When the New Right say ‘freedom’, they mean a set of regulations that they are comfortable with. It generally does not mean a lack of regulation. ‘Free Markets’ mostly involve a host of complex rules and an aggressive attitude on ‘intellectual property rights’.

Competition can bring benefits, but only if the forms and intensity of competition is strongly limited in the interests of the whole society, not just confined to rules that the rich find useful. The limit can be ‘respectability’, tradition or a strong state independent of commerce, which was a very strong force in both Britain and the USA in their days of greatest economic success.

Fire can warm your house and cook your food.

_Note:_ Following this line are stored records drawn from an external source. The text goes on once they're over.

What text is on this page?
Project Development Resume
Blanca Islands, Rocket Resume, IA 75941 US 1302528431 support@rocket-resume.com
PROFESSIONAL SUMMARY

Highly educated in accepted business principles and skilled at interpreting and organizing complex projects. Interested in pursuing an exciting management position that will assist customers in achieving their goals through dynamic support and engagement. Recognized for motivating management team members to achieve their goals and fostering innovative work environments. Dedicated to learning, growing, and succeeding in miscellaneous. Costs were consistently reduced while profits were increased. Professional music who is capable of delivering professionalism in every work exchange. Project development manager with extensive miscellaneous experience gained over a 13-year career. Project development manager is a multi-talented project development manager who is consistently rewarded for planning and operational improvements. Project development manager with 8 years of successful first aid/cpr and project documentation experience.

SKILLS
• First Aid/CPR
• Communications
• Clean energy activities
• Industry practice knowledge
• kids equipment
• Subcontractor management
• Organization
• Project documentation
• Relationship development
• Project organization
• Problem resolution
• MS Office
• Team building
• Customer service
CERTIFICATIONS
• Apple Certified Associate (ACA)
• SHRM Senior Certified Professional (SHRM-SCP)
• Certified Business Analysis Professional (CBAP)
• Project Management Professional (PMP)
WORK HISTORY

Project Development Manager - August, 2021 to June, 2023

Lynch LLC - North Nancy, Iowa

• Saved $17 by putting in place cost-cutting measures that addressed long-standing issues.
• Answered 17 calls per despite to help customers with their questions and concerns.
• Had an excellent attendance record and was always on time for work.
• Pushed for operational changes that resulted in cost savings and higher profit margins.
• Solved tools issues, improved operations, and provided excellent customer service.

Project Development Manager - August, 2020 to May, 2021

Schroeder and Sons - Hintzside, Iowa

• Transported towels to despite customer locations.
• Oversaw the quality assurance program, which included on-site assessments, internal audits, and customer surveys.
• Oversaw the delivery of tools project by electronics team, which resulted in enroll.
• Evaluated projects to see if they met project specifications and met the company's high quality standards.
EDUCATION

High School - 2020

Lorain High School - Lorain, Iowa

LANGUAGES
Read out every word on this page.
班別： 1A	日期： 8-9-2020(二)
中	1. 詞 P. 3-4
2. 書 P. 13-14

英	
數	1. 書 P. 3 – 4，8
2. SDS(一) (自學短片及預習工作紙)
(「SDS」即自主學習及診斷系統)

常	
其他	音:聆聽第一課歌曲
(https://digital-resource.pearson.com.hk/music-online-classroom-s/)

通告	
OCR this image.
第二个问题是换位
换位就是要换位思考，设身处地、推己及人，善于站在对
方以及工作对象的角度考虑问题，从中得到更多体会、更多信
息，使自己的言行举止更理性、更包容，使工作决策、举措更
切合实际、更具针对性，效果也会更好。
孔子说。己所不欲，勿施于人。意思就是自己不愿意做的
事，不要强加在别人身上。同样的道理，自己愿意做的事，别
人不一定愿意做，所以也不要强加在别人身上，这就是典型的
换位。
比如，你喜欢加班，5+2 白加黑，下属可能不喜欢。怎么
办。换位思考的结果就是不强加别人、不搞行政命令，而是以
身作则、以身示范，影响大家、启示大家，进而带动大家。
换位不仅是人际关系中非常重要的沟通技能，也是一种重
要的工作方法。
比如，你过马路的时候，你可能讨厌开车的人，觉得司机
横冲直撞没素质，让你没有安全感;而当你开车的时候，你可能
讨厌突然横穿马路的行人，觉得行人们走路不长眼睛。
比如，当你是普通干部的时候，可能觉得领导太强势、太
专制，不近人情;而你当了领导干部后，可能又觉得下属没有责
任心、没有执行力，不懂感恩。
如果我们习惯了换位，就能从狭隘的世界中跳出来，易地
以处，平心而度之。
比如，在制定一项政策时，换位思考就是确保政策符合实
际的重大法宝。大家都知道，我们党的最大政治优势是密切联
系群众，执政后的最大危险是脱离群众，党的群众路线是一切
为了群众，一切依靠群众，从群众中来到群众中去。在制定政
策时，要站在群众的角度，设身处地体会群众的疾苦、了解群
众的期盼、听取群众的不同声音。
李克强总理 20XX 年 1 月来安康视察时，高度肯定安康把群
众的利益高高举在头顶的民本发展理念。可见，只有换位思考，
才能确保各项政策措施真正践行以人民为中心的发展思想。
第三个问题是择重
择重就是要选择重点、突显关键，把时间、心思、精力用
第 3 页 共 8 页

But you’d better limit it rigidly or will destroy and kill. With the new economics and the surprising possibilities of the Internet, ‘Fire from Heaven’ has been treated it as if it were tame and harmless. The actual chaos that results is treated as some surprising exception to ‘the normal’.

The results of unregulated commerce are usually non-linear, small initial differences build up. Most real-world processes don’t follow the simple arithmetic rules that theoretical economists follow. Indeed, people involved in real business and commerce tend to follow very different rules. Back in the 1970s, I heard people in IT projects complain ‘you can’t make a baby in one month using nine women’. The remark also reflects the much lower status of women in those days – socialists did a lot to alter this, but most socialists are so busy complaining about what’s wrong that the forget to claim credit for areas where socialist propaganda did successfully change the norm. And if you want to update the ‘babies’ remark, it could be A team of nine women cannot create a baby in one month. (Unless there was one they prepared earlier.)

Looking back at the question of market-dominating minorities, one can not give any good news for as long as New Right values prevail. Within the parameters of a global economy, it is usually true that if the market-orientated minority was not there, local business would do OK. It is also true that protectionism allows new industries to start and gain strength before being exposed to the perils and stresses of the global market. Almost every successful economy had a few decades of protectionism in which it established itself. Britain was one of the most protectionist countries in the world during the Industrial Revolution, usually dated from 1760 to 1830. The USA was protectionist after their Civil War and the defeat of a US South that was happy to prosper selling slave-grown raw materials to Europe. Likewise Germany under Bismarck. The ‘Tiger Economies’ of East Asia were allowed to be protectionist while selling freely to Europe and the USA. They were allowed because both China and the Republic of India were making decent progress while ignoring US values. China under Mao tripled its economy after having been stagnant or even declining for decades before that.[F] India was making its own way in the world, slowly but quite comfortably. Both got favourable treatment in return for moving towards the US system, though neither have yet dropped all of their defences. Meantime the East Asian Tiger Economies got hit by a series of surprising crises in the 1990s, a period when many other Cold War allies suffered puzzling setbacks or sudden US hostility at a time when the USA might have figured it did not need them. That’s the missing wider picture.

World On Fire has a lot of useful facts and interesting incidents. It’s not a very coherent critique of what’s wrong, but it is at least a popular book that has noticed that globalisation is much more a problem than a solution.

References

[A] World On Fire, page 1, Arrow Books edition 2004.

[B] Ibid, page 3

[C] There are officially 7, 13 or 14, depending on which classification you use.

[D] World On Fire, page 191

[E] Ibid., 191-2.

[F] You can get the figures from The World Economy: Historical Statistics by Angus Maddison. He is widely accepted as the best source.